Наташа же вообще сейчас была совсем не здесь. В ее мечтах ей торжественно вручали Пулитцеровскую премию в номинации «За выдающееся расследование», гремели овации, слепили вспышки фотоаппаратов, вокруг звучала ангельская, ой, простите, английская речь, и она со слезами на глазах говорила в микрофон: «First of all, I want to thank my mom and my dad…». Ну, или как-то так, английский она еще подтянет. А ее родители, взявшись за руки, сидели в первом ряду и плакали, и улыбались, не сводя глаз с обожаемой дочки. А потом к ней подходил главный редактор The New York Times, торжественно предлагал ей должность ведущего журналиста и почему-то вручал толстую пачку вечнозеленых долларов. О бандите, пока еще лежавшем рядом, она уже и не вспоминала, он — всего лишь одна крохотная ступенька к вершинам ее личной славы. И сколько бы таких ступенек ни было, она будет по ним шагать до тех пор, пока не достигнет желаемой цели. Прямо скажем, очень амбициозная девица, но только такие и добиваются своего — се ля ви.
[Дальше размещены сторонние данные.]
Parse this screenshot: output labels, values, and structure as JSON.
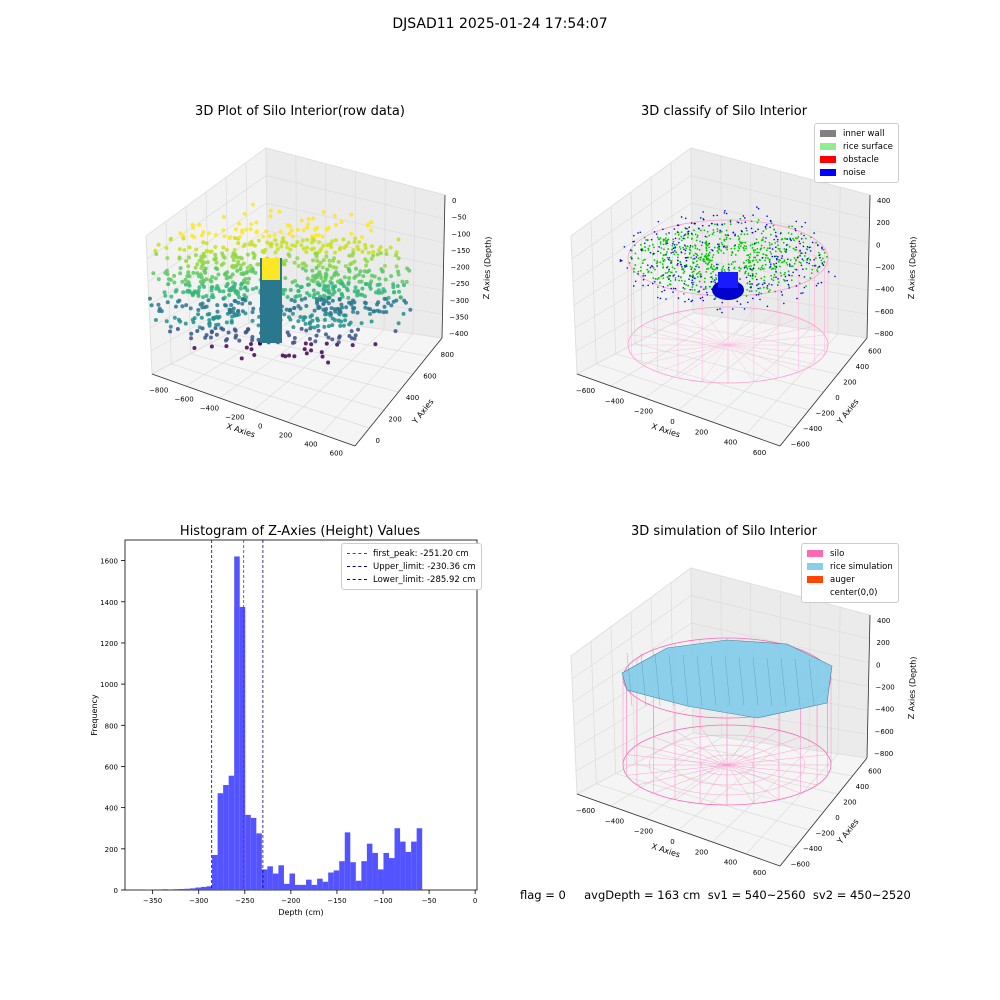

Николай Александрович, вернувшись со свиданки с Пастором, забрался под душ, в попытке смыть с себя этот ужасный запах казенного учреждения, а одежду забросил в стиралку. Ему казалось, что все пропахло несвободой, и этот запах напоминал ему о том, о чем вспоминать не хотелось. Вроде бы и не было ничего такого в его прошлом: его не судили, он не шел этапом, не сидел в камерах с плесенью на стенах, где паука называют «хозяином» и его нельзя убивать. Ведь паук тоже такой же сиделец, как они сами, к тому же гораздо полезнее многих: он делает доброе дело — ловит мух и комаров. Не было в его прошлом огромных тараканов в ладонь величиной, что не спеша ползают по стенам на «вокзальчике» — временной хате с узкими лавками вдоль стен, где собирают тех, кто сегодня идет на этап, или, наоборот, тех, кто только заехал на тюрьму перед тем, как раскидать по хатам. Не было шмонов и не было ШИЗО, не было людей с наколками на теле, так отличающимися от тех, что делают в многочисленных салонах тату на воле. Не было Пастора с Нечаем, не было ежедневного крепкого «купеческого» чая, дающего заряд бодрости, не было великого множества того, что ему снилось каждую ночь в мельчайших подробностях. Не было ни для кого из его окружения, для них он всегда был здесь, в столице, работал в НИИ, даже сестра совершенно ничего не помнила. А как можно помнить то, чего просто не было в ее жизни?
Но при этом сам он знал, что все это с ним было, он отлично все помнил, каким образом — непонятно. Однако Пастор и Нечай были такой же частью его жизни, как и многолетняя работа в институте. Все это было и не было одновременно. И постепенно Николай привык к такому раздвоению своей памяти, к тому, что в одно и то же время он и ехал с работы в свой загородный дом, и выходил из карантина в барак, что должен был стать его домом на ближайшие девять с хвостиком лет. Он одинаково хорошо помнит то и это и знает, что он не шизофреник, у него нет раздвоения личности. Собственно, именно для того, чтобы окончательно убедиться в этом, он и поехал на свидание с Пастором. А когда увидел такую знакомую рожу и вновь почувствовал его пронзительный взгляд, проникающий, казалось, в самую душу, наконец, вздохнул облегченно: слава Богу, невероятное оказалось просто наукой, следствием его величайшего изобретения. А сам он не шизофреник, а просто гений из тех, что рождаются примерно раз в столетие. Скромностью Николай Александрович никогда не страдал, да и с чего бы, собственно? Ведь его гениальное изобретение работает, да еще как работает! Он окончательно убедился в том, что все его коллеги-ученые, мнящие о себе слишком много, а к нему относящиеся, в лучшем случае как к фантазеру, на самом деле дураки, неучи и бездари. Если раньше он еще как-то стеснялся говорить об этом вслух, то теперь он их всех просто презирал, и, глядя им прямо в глаза, не мигая, как учили, разговаривал с ними, примерно так, как Пастор говорил с петухами, и дебилов прямо называл дебилами. А те, пряча свои глазенки от его взгляда, который их почему-то пугал, плели свои обычные интриги за его плечами. Да и хер с ними!